You are climbing a staircase. It takes _n _steps to reach to the top.
Each time you can either climb 1 or 2 steps. In how many distinct ways can you climb to the top?
Note:Given _n _will be a positive integer.
Example 1:
Input:
2
Output:
2
Explanation:
There are two ways to climb to the top.
1. 1 step + 1 step
2. 2 steps
Example 2:
Input:
3
Output:
3
Explanation:
There are three ways to climb to the top.
1. 1 step + 1 step + 1 step
2. 1 step + 2 steps
3. 2 steps + 1 step

## Analysis

DP - Bottom Up Approach
Break this problem into subproblems, with optimal substructure, thus using Dynamic Programming (Bottom Up approach):
State:
`dp[i]`- number of ways to reach the `ith` step
State Transfer Function:
`dp[i] = dp[i - 1] + dp[i - 2]`- taking a step from (i - 1), or taking a step of 2 from (i - 2)
Initial State:
`dp[0] = 0;`
`dp[1] = 1;`
`dp[2] = 2;`
`dp[n]`
Complexity Analysis
• Time complexity: O(n). Single loop up to `n`.
• Space complexity : O(n). `dp` array of size `n`is used.
DP - Top-Down Approach - Recursion with memorization
We could define `memo[]` to store the number of ways to `ith` step, it helps pruning recursion. And the recursive function could be defined as `climb_Stairs(int i, int n, int memo[])` that returns the number of ways from `ith` step to `nth` step.
Complexity Analysis
• Time complexity : O(n). Single loop upto n.
• Space complexity : O(n). dpdp array of size n is used.
DP - Fibonacci Number - Optimize Space Complexity
`Fib(n)=Fib(n−1)+Fib(n−2)`
That the nth number only has to do with its previous two numbers, thus we don't have to maintain a whole array of results, just the last 2 results are enough.
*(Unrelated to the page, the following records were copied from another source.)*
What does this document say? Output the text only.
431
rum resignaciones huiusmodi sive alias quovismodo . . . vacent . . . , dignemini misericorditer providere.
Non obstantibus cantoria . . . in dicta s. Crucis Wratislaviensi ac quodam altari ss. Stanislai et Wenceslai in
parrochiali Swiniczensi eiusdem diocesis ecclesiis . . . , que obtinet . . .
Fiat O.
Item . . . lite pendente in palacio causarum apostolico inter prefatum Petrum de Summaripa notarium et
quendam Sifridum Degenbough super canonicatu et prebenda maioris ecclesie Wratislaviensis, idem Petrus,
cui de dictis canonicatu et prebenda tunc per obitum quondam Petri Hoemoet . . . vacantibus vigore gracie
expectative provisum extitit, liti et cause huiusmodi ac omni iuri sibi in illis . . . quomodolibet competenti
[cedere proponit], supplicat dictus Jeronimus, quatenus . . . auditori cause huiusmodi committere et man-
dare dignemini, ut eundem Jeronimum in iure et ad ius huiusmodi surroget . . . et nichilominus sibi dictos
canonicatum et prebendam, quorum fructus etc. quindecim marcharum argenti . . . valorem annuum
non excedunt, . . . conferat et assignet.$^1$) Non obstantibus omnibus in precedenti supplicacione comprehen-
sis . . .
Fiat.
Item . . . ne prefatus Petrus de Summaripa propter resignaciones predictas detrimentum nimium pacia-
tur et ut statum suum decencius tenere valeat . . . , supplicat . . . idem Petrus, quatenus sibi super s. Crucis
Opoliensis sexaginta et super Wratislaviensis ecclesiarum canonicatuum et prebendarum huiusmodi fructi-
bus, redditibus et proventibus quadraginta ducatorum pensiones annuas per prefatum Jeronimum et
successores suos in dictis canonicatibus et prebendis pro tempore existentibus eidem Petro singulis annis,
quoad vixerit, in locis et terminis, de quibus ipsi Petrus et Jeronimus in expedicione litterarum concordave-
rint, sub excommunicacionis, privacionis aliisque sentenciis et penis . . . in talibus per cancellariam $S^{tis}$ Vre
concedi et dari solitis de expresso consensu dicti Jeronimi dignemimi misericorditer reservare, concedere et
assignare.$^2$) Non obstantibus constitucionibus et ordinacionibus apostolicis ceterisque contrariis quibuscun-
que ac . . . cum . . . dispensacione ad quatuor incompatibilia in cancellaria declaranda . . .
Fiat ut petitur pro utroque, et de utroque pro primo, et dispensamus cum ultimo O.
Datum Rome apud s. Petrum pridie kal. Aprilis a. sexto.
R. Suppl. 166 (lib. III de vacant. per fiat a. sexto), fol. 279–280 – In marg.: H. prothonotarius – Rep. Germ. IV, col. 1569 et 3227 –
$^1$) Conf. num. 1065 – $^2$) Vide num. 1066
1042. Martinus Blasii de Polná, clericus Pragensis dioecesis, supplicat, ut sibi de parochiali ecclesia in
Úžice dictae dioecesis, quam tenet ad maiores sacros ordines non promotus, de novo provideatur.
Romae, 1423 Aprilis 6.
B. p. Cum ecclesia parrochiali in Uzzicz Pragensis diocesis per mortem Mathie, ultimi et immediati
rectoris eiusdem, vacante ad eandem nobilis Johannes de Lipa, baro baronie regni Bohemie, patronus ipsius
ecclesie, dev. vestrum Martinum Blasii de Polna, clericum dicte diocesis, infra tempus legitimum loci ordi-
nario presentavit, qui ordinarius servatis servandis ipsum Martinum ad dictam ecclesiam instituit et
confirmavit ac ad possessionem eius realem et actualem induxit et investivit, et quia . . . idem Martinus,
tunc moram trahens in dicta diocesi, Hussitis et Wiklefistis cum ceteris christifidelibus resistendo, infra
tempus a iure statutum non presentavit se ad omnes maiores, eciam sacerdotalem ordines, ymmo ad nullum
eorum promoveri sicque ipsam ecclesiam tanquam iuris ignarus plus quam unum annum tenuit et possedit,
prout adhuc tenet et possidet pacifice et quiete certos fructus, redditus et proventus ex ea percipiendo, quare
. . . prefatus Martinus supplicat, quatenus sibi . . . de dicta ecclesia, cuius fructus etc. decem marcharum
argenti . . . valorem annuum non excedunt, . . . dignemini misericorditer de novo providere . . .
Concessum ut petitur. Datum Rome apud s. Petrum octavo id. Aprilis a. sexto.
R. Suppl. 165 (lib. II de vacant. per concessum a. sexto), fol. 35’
Thus optimized the space for O(1).
Complexity Analysis
• Time complexity : `O(n)`. Single loop upto n is required to calculate `n th` fibonacci number.
• Space complexity : `O(1)`. Constant space is used.

## Solution

Dynamic Programming - Bottom Up - O(n) space, O(n) time (3ms 32.02% AC)
class Solution {
public int climbStairs(int n) {
if (n == 0) return 0;
if (n == 1) return 1;
if (n == 2) return 2;
int[] steps = new int[n + 1];
steps[0] = 0;
steps[1] = 1;
steps[2] = 2;
for (int i = 3; i < n + 1; i++) {
steps[i] = steps[i - 1] + steps[i - 2];
}
return steps[n];
}
}
Dynamic Programming - Recursion with memorization - Top Down - O(n) Space, O(n) Time (3ms 32.02%)
public class Solution {
public int climbStairs(int n) {
int memo[] = new int[n + 1];
return climb_Stairs(0, n, memo);
}
public int climb_Stairs(int i, int n, int memo[]) {
if (i > n) {
return 0;
}
if (i == n) {
return 1;
}
if (memo[i] > 0) {
return memo[i];
}
memo[i] = climb_Stairs(i + 1, n, memo) + climb_Stairs(i + 2, n, memo);
return memo[i];
}
}
DP - Fibonacci Numbers - Space Optimized (2ms 92.09%)
public class Solution {
public int climbStairs(int n) {
if (n == 1) {
return 1;
}
int first = 1;
int second = 2;
for (int i = 3; i <= n; i++) {
int third = first + second;
first = second;
second = third;
}
return second;
}
}